Ferdinand Cheval: The Postman That Made Palaces From Pebbles
Ferdinand Cheval (1836-1924) was a postman by day and a pebble-dashing architectural artist by night. One day he literally stumbled on a strangely shaped stone, picked it up and took it home. From then on, if he found any stones he liked on his daily mail based wanders he would pick them up and take them home.
Ferdinand Cheval lived in Châteauneuf-de-Galaure, in the Drôme département of France. He left school at the age of 13 to become a baker’s apprentice, before changing career to become a postman later in life.

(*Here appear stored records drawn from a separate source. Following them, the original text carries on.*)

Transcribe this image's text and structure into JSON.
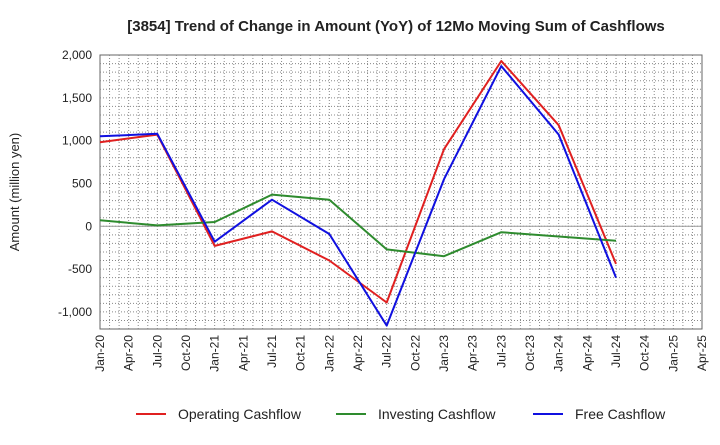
{
  "chart_data": {
    "type": "line",
    "title": "[3854]  Trend of Change in Amount (YoY) of 12Mo Moving Sum of Cashflows",
    "xlabel": "",
    "ylabel": "Amount (million yen)",
    "ylim": [
      -1200,
      2000
    ],
    "yticks": [
      2000,
      1500,
      1000,
      500,
      0,
      -500,
      -1000
    ],
    "ytick_labels": [
      "2,000",
      "1,500",
      "1,000",
      "500",
      "0",
      "-500",
      "-1,000"
    ],
    "categories": [
      "Jan-20",
      "Apr-20",
      "Jul-20",
      "Oct-20",
      "Jan-21",
      "Apr-21",
      "Jul-21",
      "Oct-21",
      "Jan-22",
      "Apr-22",
      "Jul-22",
      "Oct-22",
      "Jan-23",
      "Apr-23",
      "Jul-23",
      "Oct-23",
      "Jan-24",
      "Apr-24",
      "Jul-24",
      "Oct-24",
      "Jan-25",
      "Apr-25"
    ],
    "grid": true,
    "legend_position": "bottom",
    "series": [
      {
        "name": "Operating Cashflow",
        "color": "#e02020",
        "values": [
          980,
          null,
          1070,
          null,
          -230,
          null,
          -60,
          null,
          -400,
          null,
          -890,
          null,
          900,
          null,
          1930,
          null,
          1180,
          null,
          -440,
          null,
          null,
          null
        ]
      },
      {
        "name": "Investing Cashflow",
        "color": "#2e8b2e",
        "values": [
          70,
          null,
          10,
          null,
          50,
          null,
          370,
          null,
          310,
          null,
          -270,
          null,
          -350,
          null,
          -70,
          null,
          -120,
          null,
          -170,
          null,
          null,
          null
        ]
      },
      {
        "name": "Free Cashflow",
        "color": "#1010e0",
        "values": [
          1050,
          null,
          1080,
          null,
          -180,
          null,
          310,
          null,
          -90,
          null,
          -1160,
          null,
          550,
          null,
          1870,
          null,
          1070,
          null,
          -600,
          null,
          null,
          null
        ]
      }
    ]
  }
}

Here’s a quote from Cheval himself:
I was walking very fast when my foot caught on something that sent me stumbling a few meters away, I wanted to know the cause. In a dream I had built a palace, a castle or caves, I cannot express it well… I told no one about it for fear of being ridiculed and I felt ridiculous myself. Then fifteen years later, when I had almost forgotten my dream, when I wasn’t thinking of it at all, my foot reminded me of it. My foot tripped on a stone that almost made me fall. I wanted to know what it was… It was a stone of such a strange shape that I put it in my pocket to admire it at my ease. The next day, I went back to the same place. I found more stones, even more beautiful, I gathered them together on the spot and was overcome with delight… It’s a sandstone shaped by water and hardened by the power of time. It becomes as hard as pebbles. It represents a sculpture so strange that it is impossible for man to imitate, it represents any kind of animal, any kind of caricature.

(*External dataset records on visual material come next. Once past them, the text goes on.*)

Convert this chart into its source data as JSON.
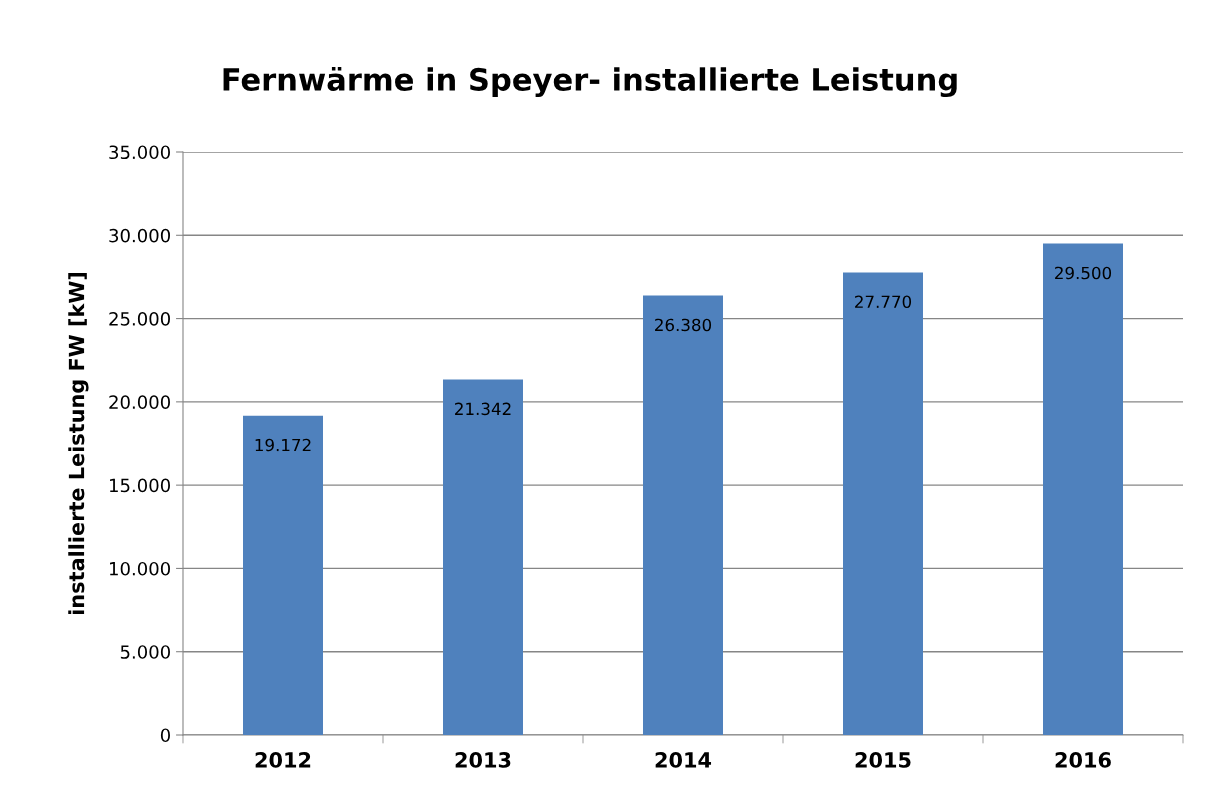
{
  "chart_data": {
    "type": "bar",
    "title": "Fernwärme in Speyer- installierte Leistung",
    "ylabel": "installierte Leistung FW [kW]",
    "categories": [
      "2012",
      "2013",
      "2014",
      "2015",
      "2016"
    ],
    "values": [
      19172,
      21342,
      26380,
      27770,
      29500
    ],
    "value_labels": [
      "19.172",
      "21.342",
      "26.380",
      "27.770",
      "29.500"
    ],
    "color": "#4f81bd",
    "ylim": [
      0,
      35000
    ],
    "yticks": [
      0,
      {
        "value": 5000,
        "label": "5.000"
      },
      {
        "value": 10000,
        "label": "10.000"
      },
      {
        "value": 15000,
        "label": "15.000"
      },
      {
        "value": 20000,
        "label": "20.000"
      },
      {
        "value": 25000,
        "label": "25.000"
      },
      {
        "value": 30000,
        "label": "30.000"
      },
      {
        "value": 35000,
        "label": "35.000"
      }
    ],
    "grid": "y",
    "legend": false
  }
}
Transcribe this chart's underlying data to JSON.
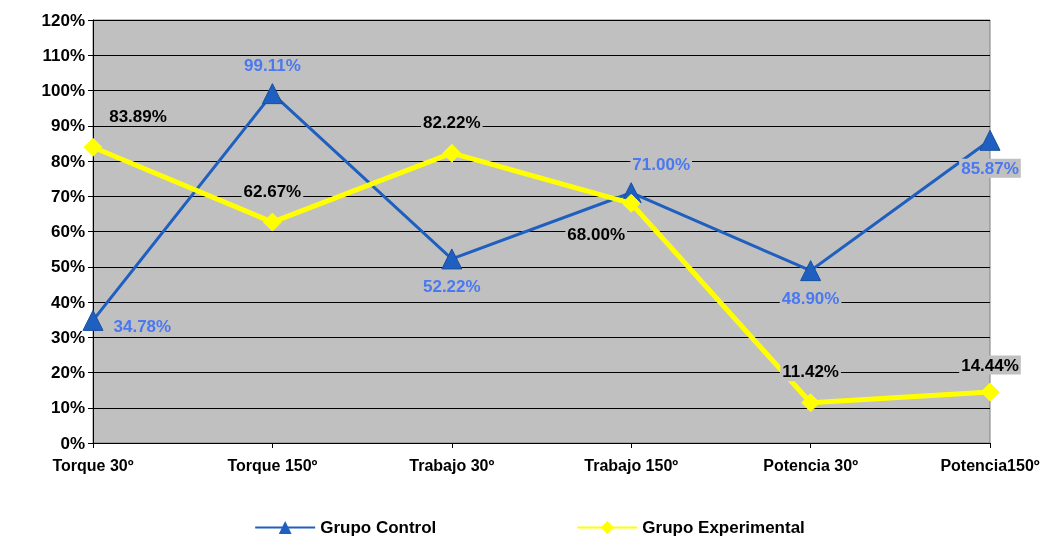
{
  "chart_data": {
    "type": "line",
    "categories": [
      "Torque 30º",
      "Torque 150º",
      "Trabajo 30º",
      "Trabajo 150º",
      "Potencia 30º",
      "Potencia150º"
    ],
    "series": [
      {
        "name": "Grupo Control",
        "color": "#1f5fbf",
        "marker": "triangle",
        "values": [
          34.78,
          99.11,
          52.22,
          71.0,
          48.9,
          85.87
        ],
        "value_labels": [
          "34.78%",
          "99.11%",
          "52.22%",
          "71.00%",
          "48.90%",
          "85.87%"
        ]
      },
      {
        "name": "Grupo Experimental",
        "color": "#ffff00",
        "marker": "diamond",
        "values": [
          83.89,
          62.67,
          82.22,
          68.0,
          11.42,
          14.44
        ],
        "value_labels": [
          "83.89%",
          "62.67%",
          "82.22%",
          "68.00%",
          "11.42%",
          "14.44%"
        ]
      }
    ],
    "ylim": [
      0,
      120
    ],
    "yticks": [
      {
        "value": 0,
        "label": "0%"
      },
      {
        "value": 10,
        "label": "10%"
      },
      {
        "value": 20,
        "label": "20%"
      },
      {
        "value": 30,
        "label": "30%"
      },
      {
        "value": 40,
        "label": "40%"
      },
      {
        "value": 50,
        "label": "50%"
      },
      {
        "value": 60,
        "label": "60%"
      },
      {
        "value": 70,
        "label": "70%"
      },
      {
        "value": 80,
        "label": "80%"
      },
      {
        "value": 90,
        "label": "90%"
      },
      {
        "value": 100,
        "label": "100%"
      },
      {
        "value": 110,
        "label": "110%"
      },
      {
        "value": 120,
        "label": "120%"
      }
    ],
    "grid": "y",
    "legend": "bottom",
    "line_style": "solid"
  }
}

For the following 33 years he built sculptures and buildings from the stones he found.
I said to myself: since Nature is willing to do the sculpture, I will do the masonry and the architecture.

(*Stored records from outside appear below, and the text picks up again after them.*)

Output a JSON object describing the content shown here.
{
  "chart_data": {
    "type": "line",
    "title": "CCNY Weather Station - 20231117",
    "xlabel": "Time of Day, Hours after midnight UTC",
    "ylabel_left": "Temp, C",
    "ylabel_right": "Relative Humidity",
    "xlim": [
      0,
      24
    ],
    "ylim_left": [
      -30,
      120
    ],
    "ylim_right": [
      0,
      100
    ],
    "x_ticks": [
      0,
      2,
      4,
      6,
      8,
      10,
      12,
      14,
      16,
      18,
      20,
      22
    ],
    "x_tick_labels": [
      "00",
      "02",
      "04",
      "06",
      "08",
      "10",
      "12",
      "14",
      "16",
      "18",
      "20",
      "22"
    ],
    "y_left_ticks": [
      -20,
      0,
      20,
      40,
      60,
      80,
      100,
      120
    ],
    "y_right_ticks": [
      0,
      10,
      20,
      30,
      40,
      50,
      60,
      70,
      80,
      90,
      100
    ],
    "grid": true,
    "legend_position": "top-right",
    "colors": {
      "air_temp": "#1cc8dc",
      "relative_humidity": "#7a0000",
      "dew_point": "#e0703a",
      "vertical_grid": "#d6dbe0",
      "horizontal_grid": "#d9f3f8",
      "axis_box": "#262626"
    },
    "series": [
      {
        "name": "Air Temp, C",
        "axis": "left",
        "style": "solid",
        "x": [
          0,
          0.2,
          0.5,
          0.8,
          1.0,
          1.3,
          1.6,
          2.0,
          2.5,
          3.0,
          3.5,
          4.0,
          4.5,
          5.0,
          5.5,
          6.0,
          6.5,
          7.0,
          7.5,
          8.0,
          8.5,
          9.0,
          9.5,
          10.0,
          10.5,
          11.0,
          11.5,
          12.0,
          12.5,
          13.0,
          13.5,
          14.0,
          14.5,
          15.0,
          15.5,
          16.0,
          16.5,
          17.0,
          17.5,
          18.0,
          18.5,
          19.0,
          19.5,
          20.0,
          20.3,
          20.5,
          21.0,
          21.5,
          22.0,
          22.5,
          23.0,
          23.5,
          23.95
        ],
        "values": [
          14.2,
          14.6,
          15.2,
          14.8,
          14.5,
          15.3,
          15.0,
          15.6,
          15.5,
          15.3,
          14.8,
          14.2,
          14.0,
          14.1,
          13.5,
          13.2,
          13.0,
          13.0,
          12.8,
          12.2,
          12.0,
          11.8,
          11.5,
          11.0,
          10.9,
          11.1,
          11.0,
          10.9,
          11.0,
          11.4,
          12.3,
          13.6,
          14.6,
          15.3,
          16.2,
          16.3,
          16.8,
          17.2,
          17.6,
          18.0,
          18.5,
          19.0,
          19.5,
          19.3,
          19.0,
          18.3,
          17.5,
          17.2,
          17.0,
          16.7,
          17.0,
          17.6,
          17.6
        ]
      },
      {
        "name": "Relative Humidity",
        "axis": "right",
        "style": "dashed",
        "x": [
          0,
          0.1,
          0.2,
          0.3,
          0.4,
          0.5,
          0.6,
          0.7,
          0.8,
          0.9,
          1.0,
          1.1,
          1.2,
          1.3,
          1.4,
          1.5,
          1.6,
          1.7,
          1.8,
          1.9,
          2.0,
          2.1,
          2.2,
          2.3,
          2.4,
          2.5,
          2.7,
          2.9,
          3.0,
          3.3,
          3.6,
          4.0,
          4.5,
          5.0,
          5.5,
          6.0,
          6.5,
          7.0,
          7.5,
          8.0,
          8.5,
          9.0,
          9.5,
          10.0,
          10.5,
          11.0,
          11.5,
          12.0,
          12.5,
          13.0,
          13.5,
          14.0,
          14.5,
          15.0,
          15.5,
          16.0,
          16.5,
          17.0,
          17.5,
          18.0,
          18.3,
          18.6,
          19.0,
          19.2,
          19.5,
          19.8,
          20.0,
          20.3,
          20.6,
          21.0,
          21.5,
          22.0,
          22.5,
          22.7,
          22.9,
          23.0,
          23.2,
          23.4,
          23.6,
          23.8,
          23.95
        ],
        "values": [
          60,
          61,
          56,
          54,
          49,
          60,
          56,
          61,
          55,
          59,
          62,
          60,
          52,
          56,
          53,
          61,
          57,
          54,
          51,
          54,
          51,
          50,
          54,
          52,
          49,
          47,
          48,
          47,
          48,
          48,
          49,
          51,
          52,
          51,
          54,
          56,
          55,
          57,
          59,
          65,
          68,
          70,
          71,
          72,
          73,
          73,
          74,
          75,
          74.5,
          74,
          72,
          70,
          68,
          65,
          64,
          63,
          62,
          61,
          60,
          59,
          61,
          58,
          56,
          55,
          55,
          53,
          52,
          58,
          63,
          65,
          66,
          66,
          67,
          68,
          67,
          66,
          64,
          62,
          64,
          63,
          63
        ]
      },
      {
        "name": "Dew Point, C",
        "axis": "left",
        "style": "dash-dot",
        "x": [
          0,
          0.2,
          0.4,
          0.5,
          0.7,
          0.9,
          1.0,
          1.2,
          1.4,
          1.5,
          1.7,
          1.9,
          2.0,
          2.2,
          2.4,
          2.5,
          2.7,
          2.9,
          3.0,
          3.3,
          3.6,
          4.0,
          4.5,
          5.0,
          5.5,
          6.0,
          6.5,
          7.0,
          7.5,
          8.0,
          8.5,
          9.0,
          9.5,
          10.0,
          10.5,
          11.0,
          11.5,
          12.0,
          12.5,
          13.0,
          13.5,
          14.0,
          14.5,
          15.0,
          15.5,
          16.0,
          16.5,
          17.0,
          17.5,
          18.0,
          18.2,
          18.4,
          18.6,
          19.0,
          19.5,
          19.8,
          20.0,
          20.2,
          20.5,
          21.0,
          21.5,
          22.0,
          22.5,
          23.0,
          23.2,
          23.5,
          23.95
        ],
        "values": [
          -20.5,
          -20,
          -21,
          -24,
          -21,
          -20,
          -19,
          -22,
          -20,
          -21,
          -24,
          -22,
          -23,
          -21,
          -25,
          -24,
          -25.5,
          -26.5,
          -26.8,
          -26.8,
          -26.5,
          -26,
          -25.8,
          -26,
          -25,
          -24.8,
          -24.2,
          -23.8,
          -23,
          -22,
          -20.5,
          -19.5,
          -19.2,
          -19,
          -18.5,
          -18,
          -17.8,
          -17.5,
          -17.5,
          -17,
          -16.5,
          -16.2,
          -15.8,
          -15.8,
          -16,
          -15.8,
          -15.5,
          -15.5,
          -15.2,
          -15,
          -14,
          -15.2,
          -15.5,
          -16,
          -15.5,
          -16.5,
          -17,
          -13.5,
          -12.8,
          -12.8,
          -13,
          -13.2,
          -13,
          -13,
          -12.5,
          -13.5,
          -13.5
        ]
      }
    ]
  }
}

He often worked by the light of an oil lamp through the night and carried stones around in a wheelbarrow by day. The Palais is a mix of different styles with inspirations from Christianity to Hinduism. Cheval bound the stones together with lime, mortar and cement.
He wanted to be buried in his Palais but that was illegal in France so he spent the next 8 years building his very own mausoleum in the Hauterives cemetery. He died on 19 August 1924, about a year after he had finished building it. And there he now rests:
His wonderful ode to pebbles still stands and attracts visitors all year round, except Christmas day which is fair enough.